On March 10, by contrast, Ambassador Roberta Jacobson, speaking for the Biden administration, blamed the current influx on (among other things) two hurricanes this summer in Central America and "coffee rust".

She also blamed the Trump administration, stating: "Surges tend to respond to hope, and there was a significant hope for a more humane policy after four years of pent-up demand." Ambassador Jacobson issued no calls for Congress to close the loopholes that encourage migrants (and in particular FMUs and UACs) to enter illegally.

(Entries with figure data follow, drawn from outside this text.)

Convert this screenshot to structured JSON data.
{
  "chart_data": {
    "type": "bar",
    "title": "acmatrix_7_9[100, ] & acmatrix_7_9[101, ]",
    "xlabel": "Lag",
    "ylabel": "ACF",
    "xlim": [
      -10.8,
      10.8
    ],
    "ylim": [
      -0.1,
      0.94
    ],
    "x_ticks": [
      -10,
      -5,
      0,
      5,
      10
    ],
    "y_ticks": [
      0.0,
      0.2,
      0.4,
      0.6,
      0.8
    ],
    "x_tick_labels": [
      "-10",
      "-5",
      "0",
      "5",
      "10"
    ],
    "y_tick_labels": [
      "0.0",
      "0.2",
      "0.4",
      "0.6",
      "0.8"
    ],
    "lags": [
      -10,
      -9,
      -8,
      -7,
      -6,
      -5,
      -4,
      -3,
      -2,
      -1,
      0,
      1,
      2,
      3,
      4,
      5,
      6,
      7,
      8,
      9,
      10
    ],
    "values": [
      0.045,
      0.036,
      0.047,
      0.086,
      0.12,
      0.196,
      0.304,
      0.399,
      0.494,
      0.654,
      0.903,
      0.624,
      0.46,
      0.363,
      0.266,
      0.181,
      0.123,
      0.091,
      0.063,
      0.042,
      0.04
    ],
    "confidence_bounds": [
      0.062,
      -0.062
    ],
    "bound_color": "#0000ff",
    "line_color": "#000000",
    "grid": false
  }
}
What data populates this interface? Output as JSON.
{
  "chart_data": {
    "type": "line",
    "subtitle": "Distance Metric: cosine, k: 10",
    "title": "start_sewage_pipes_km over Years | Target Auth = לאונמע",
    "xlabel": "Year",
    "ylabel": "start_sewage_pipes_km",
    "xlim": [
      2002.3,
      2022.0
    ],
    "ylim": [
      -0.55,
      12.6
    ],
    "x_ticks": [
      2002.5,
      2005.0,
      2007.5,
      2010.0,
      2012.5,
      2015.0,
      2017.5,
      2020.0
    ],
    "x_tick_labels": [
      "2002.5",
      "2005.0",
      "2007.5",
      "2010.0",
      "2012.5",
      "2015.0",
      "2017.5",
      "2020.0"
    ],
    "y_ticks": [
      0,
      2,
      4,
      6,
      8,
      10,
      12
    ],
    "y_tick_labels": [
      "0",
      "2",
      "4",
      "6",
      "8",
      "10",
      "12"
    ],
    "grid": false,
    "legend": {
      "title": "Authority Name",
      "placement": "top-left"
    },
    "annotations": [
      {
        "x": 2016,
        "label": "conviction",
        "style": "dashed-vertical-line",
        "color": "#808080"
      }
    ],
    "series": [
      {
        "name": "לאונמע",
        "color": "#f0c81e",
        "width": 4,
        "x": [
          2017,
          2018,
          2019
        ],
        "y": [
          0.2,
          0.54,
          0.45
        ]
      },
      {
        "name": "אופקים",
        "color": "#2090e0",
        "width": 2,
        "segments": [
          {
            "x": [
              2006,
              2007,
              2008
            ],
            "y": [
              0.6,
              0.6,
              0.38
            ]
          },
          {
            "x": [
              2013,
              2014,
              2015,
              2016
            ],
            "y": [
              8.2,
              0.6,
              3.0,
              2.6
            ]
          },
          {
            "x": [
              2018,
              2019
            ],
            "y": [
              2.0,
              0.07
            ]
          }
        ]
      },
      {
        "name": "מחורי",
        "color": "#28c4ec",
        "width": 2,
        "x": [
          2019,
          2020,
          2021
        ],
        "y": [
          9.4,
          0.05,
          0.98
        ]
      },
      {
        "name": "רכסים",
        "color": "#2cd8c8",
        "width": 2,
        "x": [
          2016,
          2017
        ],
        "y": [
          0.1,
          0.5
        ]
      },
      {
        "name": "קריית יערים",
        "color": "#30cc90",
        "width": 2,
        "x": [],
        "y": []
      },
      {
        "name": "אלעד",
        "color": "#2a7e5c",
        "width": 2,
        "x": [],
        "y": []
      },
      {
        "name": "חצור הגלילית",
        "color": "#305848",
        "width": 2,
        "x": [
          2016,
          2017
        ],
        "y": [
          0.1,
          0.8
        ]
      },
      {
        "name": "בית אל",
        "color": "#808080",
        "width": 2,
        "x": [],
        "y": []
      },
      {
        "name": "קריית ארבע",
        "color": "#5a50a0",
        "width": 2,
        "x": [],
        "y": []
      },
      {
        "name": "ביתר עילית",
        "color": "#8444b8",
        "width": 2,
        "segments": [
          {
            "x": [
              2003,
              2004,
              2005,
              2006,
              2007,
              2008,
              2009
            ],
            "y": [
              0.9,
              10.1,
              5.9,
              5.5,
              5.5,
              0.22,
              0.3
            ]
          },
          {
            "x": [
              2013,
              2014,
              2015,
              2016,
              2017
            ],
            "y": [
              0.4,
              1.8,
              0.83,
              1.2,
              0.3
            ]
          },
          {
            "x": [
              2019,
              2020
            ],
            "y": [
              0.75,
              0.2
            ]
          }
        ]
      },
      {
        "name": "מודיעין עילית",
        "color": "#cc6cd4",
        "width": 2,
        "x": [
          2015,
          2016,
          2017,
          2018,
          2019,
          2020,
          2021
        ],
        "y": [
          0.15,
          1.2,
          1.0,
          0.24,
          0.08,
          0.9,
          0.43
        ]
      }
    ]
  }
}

To be fair, Border Patrol expelled more than 70,000 of the aliens it apprehended in February under Trump-era CDC Title 42 authority, which was issued in response to the ongoing pandemic. Therefore, many of those migrants were likely recidivists, meaning they were counted more than once in the CBP total. It would be great if CBP published the recidivism numbers (which it could), but it doesn't.

But recidivism was also a problem in February 2006. While Border Patrol could not perform Title 42 expulsions 14 Februarys ago, given the fact that most migrants then were adults from Mexico, it could quickly turn them around under expedited removal or voluntary return. That said, almost none — if any — of those 70,000 aliens who were expelled were UACs or FMUs.

Border Patrol does not have the facilities to detain FMUs for any extended period of time (and thus usually releases them into the United States), and has to quickly hand non-Mexican UACs over to the Department of Health and Human Services under a 2008 law for placement with sponsors in the United States — most of whom are here illegally.

That 2008 law encourages the family members of those UACs to pay to have them smuggled here to begin with, as I have explained many, many times in the past.

In that vein, on March 9, The New Yorker reported: "Biden is trying to expedite the process by having the government help pay the travel expenses involved in placing children with sponsors."

That will simply increase the incentives for families to have their children smuggled to this country — endangering those children as Secretary Nielsen noted two years ago, and lining the pockets of the smugglers and the cartels they pay tribute to.

Call it what you want — a "challenge", a "crisis", or an "emergency" — the situation at the border is bad and getting worse. Unless the Biden administration recognizes the deficiencies in U.S. law that encourage illegal entry (an unlikely scenario), the border will quickly devolve into disaster, one next to which 2019 will pale in comparison.